After making changes to cdk/document_skills_stack.py:

cd cdk
cdk deploy --parameters AgentCoreRuntimeId=<your-runtime-id>
cd ..

CDK will show a diff of what changed and ask for confirmation.

Cleanup¶

To tear down all resources:

# 1. Destroy the CDK stack (DynamoDB, S3, Lambdas, Step Function, Gateway, Cognito)
cd cdk
cdk destroy
cd ..

# 2. Destroy the AgentCore Runtime agent
agentcore destroy

CDK handles the Gateway and Cognito cleanup automatically — no separate gateway deletion step needed.

Supported Document Types¶

Skill	Output	Libraries Used
docx	Word document	python-docx, Pillow
pdf	PDF document	reportlab, Pillow
pptx	PowerPoint	python-pptx, matplotlib
xlsx	Excel spreadsheet	openpyxl, matplotlib, pandas
frontend-design	HTML/CSS/JS	Pure Python file write

Agent Reliability Features¶

The agent includes two Strands hooks to handle edge cases:

MaxToolCallsHook (20 calls max) — Three-phase approach:
Calls 1–18: Normal execution
Call 19: Warning — cancels the call and tells the model to output base64 next
Call 20: Final allowed call (should be base64 output)
Call 21+: Hard-stop via stop_event_loop
Base64CaptureHook — Captures file output from tool results in real-time, before SlidingWindowConversationManager trims old messages between turns.

Troubleshooting¶

agentcore deploy fails with STS global endpoint error:

export AWS_STS_REGIONAL_ENDPOINTS=regional

Or add sts_regional_endpoints = regional to your AWS config profile.

CDK bootstrap fails with "bucket already exists": The CDK bootstrap bucket from a previous attempt may be orphaned. Delete the CDKToolkit CloudFormation stack and the cdk-* S3 bucket manually, then re-run cdk bootstrap.

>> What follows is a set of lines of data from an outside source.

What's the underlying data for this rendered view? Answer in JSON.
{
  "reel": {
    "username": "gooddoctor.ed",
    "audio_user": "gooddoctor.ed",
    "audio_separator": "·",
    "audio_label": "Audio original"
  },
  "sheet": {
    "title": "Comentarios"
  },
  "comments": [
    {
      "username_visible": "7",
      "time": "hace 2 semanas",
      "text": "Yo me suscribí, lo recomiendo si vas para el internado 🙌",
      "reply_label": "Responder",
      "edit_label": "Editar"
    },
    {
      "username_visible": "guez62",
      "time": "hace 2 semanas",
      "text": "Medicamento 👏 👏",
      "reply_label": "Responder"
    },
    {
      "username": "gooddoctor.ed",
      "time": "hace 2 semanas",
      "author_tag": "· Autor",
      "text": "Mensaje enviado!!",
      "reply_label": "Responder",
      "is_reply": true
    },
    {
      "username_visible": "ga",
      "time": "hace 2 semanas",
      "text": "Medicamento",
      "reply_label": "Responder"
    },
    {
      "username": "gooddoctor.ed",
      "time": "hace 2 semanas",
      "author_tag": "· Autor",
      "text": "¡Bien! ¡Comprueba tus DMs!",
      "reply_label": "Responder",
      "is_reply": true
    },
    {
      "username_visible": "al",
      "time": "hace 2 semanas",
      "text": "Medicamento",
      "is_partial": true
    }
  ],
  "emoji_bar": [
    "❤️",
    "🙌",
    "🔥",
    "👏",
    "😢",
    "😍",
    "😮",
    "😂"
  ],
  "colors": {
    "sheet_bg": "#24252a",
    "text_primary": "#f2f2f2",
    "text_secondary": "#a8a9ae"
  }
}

Agent times out or produces no file: Check CloudWatch logs at /aws/bedrock-agentcore/runtimes/<runtime-id>-DEFAULT. The MaxToolCallsHook may have hit the limit — the agent logs show the call count.

Step Function execution stuck in polling loop: The Step Function polls every 30s for up to 45 minutes. If the agent crashed without updating DynamoDB, the job will stay in PROCESSING until the Step Function times out. Check the agent's CloudWatch logs for errors.